Drafting non-competes is not that difficult, but it does require attention to detail and consideration of individual circumstances. And it requires you not to buy something off Legal Zoom.
Here are some general, key principles for employers to remember. (Note to employees: Pay attention. This will help you determine whether your agreement might suffer from a fatal flaw or loophole).
1. Remember that each employee is different. Companies (and their attorneys) are often tied to forms. There is nothing wrong with having a template, but don't sacrifice enforceability for the sake of expediency. A non-compete for someone involved in sales should look different than one who is in product development. Also, depending on the applicable jurisdiction, a current employee asked to sign a non-compete for the first time may have to be given tangible consideration, like a bonus, for signing. Finally, if your employee works on-site at a client and you don't want the client stealing him or her, does your covenant strictly prohibit the employee from accepting a position with that client, or (more likely) does it just prohibit solicitation for competitive purposes?

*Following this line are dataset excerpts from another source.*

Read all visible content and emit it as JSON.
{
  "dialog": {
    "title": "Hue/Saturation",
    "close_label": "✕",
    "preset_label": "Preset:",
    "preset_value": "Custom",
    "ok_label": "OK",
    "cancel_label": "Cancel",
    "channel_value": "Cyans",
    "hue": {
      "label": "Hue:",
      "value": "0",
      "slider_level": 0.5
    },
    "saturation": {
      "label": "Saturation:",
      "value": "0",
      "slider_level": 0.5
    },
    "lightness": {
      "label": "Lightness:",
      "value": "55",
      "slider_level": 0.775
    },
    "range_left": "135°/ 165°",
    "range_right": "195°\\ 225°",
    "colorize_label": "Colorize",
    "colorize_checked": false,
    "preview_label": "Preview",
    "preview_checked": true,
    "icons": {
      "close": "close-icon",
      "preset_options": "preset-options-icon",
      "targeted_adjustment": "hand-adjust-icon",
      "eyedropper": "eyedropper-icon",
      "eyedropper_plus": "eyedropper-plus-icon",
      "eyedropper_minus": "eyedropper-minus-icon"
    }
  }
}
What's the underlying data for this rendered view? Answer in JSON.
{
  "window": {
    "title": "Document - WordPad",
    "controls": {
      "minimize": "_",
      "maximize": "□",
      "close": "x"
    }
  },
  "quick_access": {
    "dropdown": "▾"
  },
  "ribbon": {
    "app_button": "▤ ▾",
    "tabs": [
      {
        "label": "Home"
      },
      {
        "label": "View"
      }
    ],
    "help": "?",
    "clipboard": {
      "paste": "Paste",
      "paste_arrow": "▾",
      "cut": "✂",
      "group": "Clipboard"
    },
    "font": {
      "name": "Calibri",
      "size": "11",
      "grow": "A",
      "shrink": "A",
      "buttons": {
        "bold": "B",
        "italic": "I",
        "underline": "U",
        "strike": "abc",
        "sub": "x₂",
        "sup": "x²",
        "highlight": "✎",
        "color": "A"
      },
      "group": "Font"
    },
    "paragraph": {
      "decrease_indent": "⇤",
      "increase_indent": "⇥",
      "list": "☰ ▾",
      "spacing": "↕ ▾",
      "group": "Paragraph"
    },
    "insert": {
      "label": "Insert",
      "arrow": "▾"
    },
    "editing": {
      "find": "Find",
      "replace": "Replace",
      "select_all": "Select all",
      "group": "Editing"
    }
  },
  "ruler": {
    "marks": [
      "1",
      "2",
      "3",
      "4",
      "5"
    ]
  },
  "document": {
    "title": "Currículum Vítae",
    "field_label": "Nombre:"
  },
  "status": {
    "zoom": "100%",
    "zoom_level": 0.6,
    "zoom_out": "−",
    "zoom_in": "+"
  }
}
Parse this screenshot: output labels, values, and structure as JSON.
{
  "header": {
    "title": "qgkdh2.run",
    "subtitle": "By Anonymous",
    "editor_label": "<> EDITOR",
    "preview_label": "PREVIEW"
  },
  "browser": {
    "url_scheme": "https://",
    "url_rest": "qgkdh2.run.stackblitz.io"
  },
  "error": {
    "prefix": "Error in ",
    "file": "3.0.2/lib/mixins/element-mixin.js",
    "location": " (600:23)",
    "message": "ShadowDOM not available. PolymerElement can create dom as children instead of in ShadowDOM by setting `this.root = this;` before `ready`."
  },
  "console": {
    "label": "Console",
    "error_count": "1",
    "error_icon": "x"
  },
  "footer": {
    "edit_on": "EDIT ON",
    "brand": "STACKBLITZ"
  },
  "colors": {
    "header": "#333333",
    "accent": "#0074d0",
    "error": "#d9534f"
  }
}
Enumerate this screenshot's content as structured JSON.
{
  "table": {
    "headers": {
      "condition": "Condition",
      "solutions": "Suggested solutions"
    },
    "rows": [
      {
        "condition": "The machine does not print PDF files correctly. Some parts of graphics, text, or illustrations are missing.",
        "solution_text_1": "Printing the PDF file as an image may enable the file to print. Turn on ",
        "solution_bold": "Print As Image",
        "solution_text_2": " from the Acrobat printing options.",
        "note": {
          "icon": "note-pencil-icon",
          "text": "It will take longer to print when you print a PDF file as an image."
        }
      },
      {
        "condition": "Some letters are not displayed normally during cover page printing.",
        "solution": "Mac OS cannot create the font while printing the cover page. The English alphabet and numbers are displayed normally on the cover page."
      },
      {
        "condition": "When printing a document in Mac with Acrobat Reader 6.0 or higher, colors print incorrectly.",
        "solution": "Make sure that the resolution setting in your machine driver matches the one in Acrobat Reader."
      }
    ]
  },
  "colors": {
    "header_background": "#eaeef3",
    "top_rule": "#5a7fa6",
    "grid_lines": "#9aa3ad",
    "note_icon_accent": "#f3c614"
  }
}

2. Consider less restrictive alternatives. Not every employee needs to have a business non-compete. Particularly for salespersons, a well-drafted client non-solicitation provision may protect the employer more than adequately.
3. Define key terms. Nothing is more annoying than reading a contract where every fifth word is defined. But as I've written in the past, the dictionary is not necessarily your friend. For certain key terms - like "prospective customer" or "competitor" or "solicit" - consider defining the term so there is no quibble after the fact about what the employee's obligation really is.
4. Address proprietary rights. Standard employee confidentiality clauses don't pose much of a problem, but consider other protections too - such as an invention assignment clause (particularly for those employees charged with creating proprietary products, such as source code developers), a clause dealing with return of company information on termination, and (for those followers of the Computer Fraud and Abuse Act) a clause putting an employee on notice that s/he does not have authorization to use the company's computer system for any reason relating to post-departure competitive plans.
5. Choose Law and Venue. Depending on what jurisdictions have an interest in a dispute, a clear choice of law clause can reduce a preliminary (and expensive) fight over conflicts of laws. If you conduct business in multiple states, consider what forum has the most favorable non-compete law and whether each contract can fix this law as the default.
6. Don't forget remedies. Liquidated damages clauses are fraught with drafting peril. They are not right for every occasion, but they may work well for non-solicitation or no-hire provisions. Finally, employers ought to consider adding an equitable tolling, or extension, provision that empowers a court to toll the period of time in which an employee has been in breach of the agreement so the employer, if it prevails, can obtain the full benefit of the contract.
These are by no means all the considerations employers must think about, but be wary of using one standard document for all employees. This usually leads to problems when someone jumps ship.